Although it took me a year to realize what it was that God had made my life to do, I knew in my heart from day one that all I ever wanted was to tell others about how they could find peace and redemption and life. By fifteen, I had my outlet. And I knew it would be international.
 
That same year, I fell in love with Japan and started teaching myself to speak Japanese. I was very possessive about this country and really didn’t care for any other country but Japan. After about two years, I became interested in the far east in general. I read about Japan, some about China, and I wanted to go there with all of my heart.
 
By my second year in community college, I knew I wanted to spend the summer on the mission field. God weigh-laid me time and time again with this little country I knew nothing about… A country called Thailand.
 
I began to pray about serving there. I felt very convinced in my heart that this would be my mission field, but I was very skiddish about making that definite. To make a complicated story rather short, I turned on the TV for a solid week and saw news reports, commercials, TV shows, and documentaries… All about Thailand. The final straw came one day when I picked up a regular no.2 pencil, and instead of seeing a brand name on it, I saw only one word, “Thailand”.
 
God couldn’t have made Himself any clearer. I put aside my skepticism and stepped out on faith. I remember the December afternoon I received my acceptance email.
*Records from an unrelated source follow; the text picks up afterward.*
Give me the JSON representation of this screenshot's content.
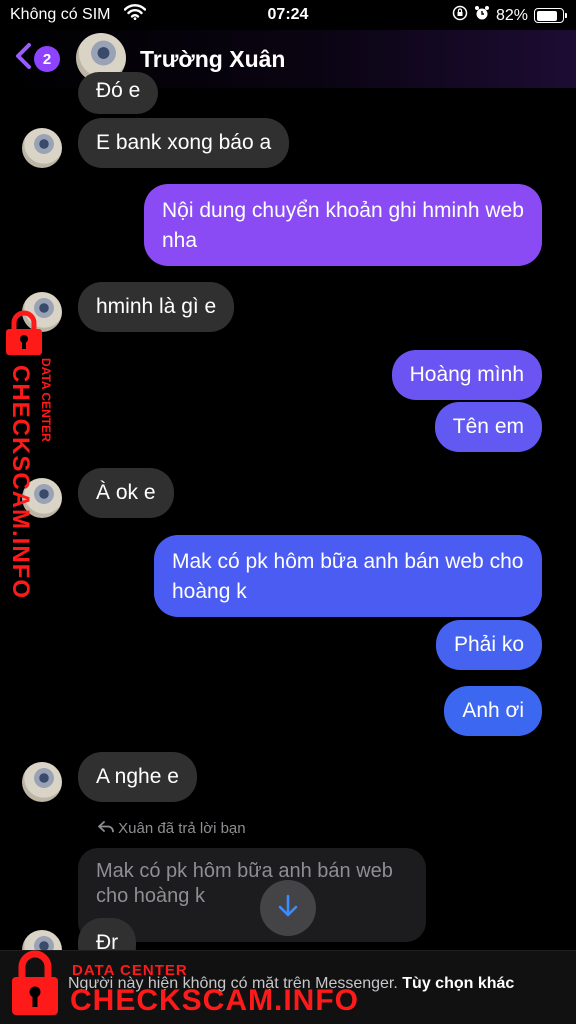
{
  "status_bar": {
    "carrier": "Không có SIM",
    "time": "07:24",
    "battery": "82%",
    "battery_level": 0.82
  },
  "header": {
    "unread_count": "2",
    "contact_name": "Trường Xuân"
  },
  "messages": [
    {
      "side": "in",
      "text": "Đó e"
    },
    {
      "side": "in",
      "text": "E bank xong báo a"
    },
    {
      "side": "out",
      "text": "Nội dung chuyển khoản ghi hminh web nha"
    },
    {
      "side": "in",
      "text": "hminh là gì e"
    },
    {
      "side": "out",
      "text": "Hoàng mình"
    },
    {
      "side": "out",
      "text": "Tên em"
    },
    {
      "side": "in",
      "text": "À ok e"
    },
    {
      "side": "out",
      "text": "Mak có pk hôm bữa anh bán web cho hoàng k"
    },
    {
      "side": "out",
      "text": "Phải ko"
    },
    {
      "side": "out",
      "text": "Anh ơi"
    },
    {
      "side": "in",
      "text": "A nghe e"
    },
    {
      "side": "in",
      "text": "Đr"
    }
  ],
  "reply": {
    "note": "Xuân đã trả lời bạn",
    "quoted_text": "Mak có pk hôm bữa anh bán web cho hoàng k"
  },
  "notice": {
    "text": "Người này hiện không có mặt trên Messenger.",
    "link": "Tùy chọn khác"
  },
  "watermark": {
    "brand": "CHECKSCAM.INFO",
    "tagline": "DATA CENTER",
    "color": "#ff1a1a"
  },
  "colors": {
    "accent": "#8e44ff",
    "incoming_bubble": "#303030"
  }
}
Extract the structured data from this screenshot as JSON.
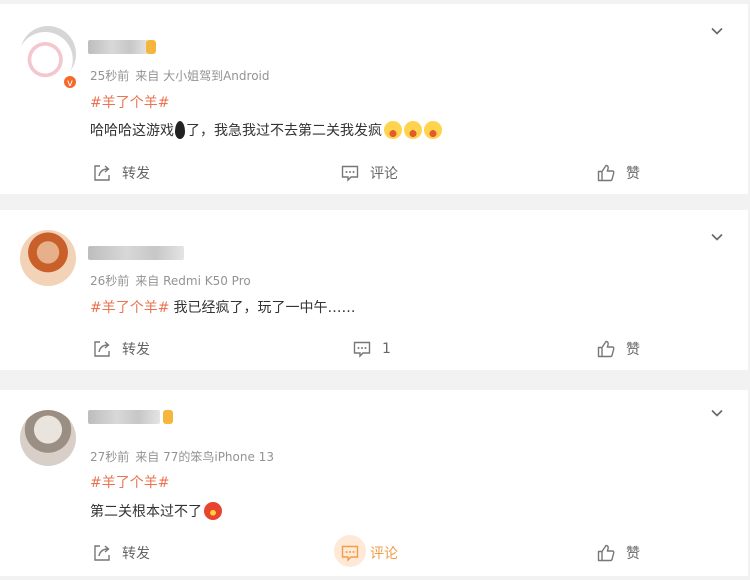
{
  "posts": [
    {
      "meta": {
        "time": "25秒前",
        "source": "来自 大小姐驾到Android"
      },
      "tag": "#羊了个羊#",
      "text_a": "哈哈哈这游戏",
      "text_b": "了，我急我过不去第二关我发疯",
      "verified_badge": "v",
      "actions": {
        "repost": "转发",
        "comment": "评论",
        "like": "赞"
      }
    },
    {
      "meta": {
        "time": "26秒前",
        "source": "来自 Redmi K50 Pro"
      },
      "tag": "#羊了个羊#",
      "text": "我已经疯了，玩了一中午……",
      "actions": {
        "repost": "转发",
        "comment": "1",
        "like": "赞"
      }
    },
    {
      "meta": {
        "time": "27秒前",
        "source": "来自 77的笨鸟iPhone 13"
      },
      "tag": "#羊了个羊#",
      "text": "第二关根本过不了",
      "actions": {
        "repost": "转发",
        "comment": "评论",
        "like": "赞"
      }
    }
  ],
  "colors": {
    "accent": "#eb7350",
    "meta": "#939393",
    "text": "#333333",
    "comment_active": "#f29c48"
  }
}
I danced around the room! Come hell or high water, one thing was certain: I was going to Thailand!
 
I spent 10 weeks in Northeastern Thailand, in a region called “Isaan” working with the Isaan people.In my wildest, craziest dreams, I could have never imagined myself in such a place. I expected a place that looked like stereotypical China; I got a place that words fail me to describe, and people that blew away every expectation I ever had.
 
                       My gorgeous girls: Ann, Tukta, me, and Amp
 
 
It seems that in me, the most life-changing events happen very quickly and without much warning. Life changes for some seem to come over a period of growing, shaping, and evolution. In my case, life-change careens into me like a mack truck and I never knew what hit me.
 
 
 
 
 
I don’t know when I fell in love with Thailand, but when I became aware of it, I asked the Lord that He allow me to spend my life here, doing His will, living His Words, and wildly passing out invitations to the banquet He’s prepared for their honor. Three years have nearly passed since then, and I still find myself praying that prayer. If God wants to place me there for His glory, go I shall. But, in recent years, I’ve found that if it is for His glory, I’ll be just as content to go anywhere for Him. But somehow, Thailand always comes back to me in the end.
 
 
Since Thailand, I’ve had the privilege of seeing God move in Peru and China, both of which I intend of speaking lengthily about and referencing as life-changes, also! But during my summer in Thailand, I was acutely aware that I would be spending my life serving God in this venue.
 
 
 
Now here I am, getting ready to embark on a pilgrimage around the world. If the old me could see me now, I wouldn’t believe me at all. I feel so perfectly created for this, so overwhelmingly filled with anticipation, excitement, and peace all at once, I know for a fact that is why I was created. I hope this year will help me with a lot of questions as to where my life will head after this trip, but for now I’m perfectly content to kick back and let God write this next chapter of my life without any protests from me.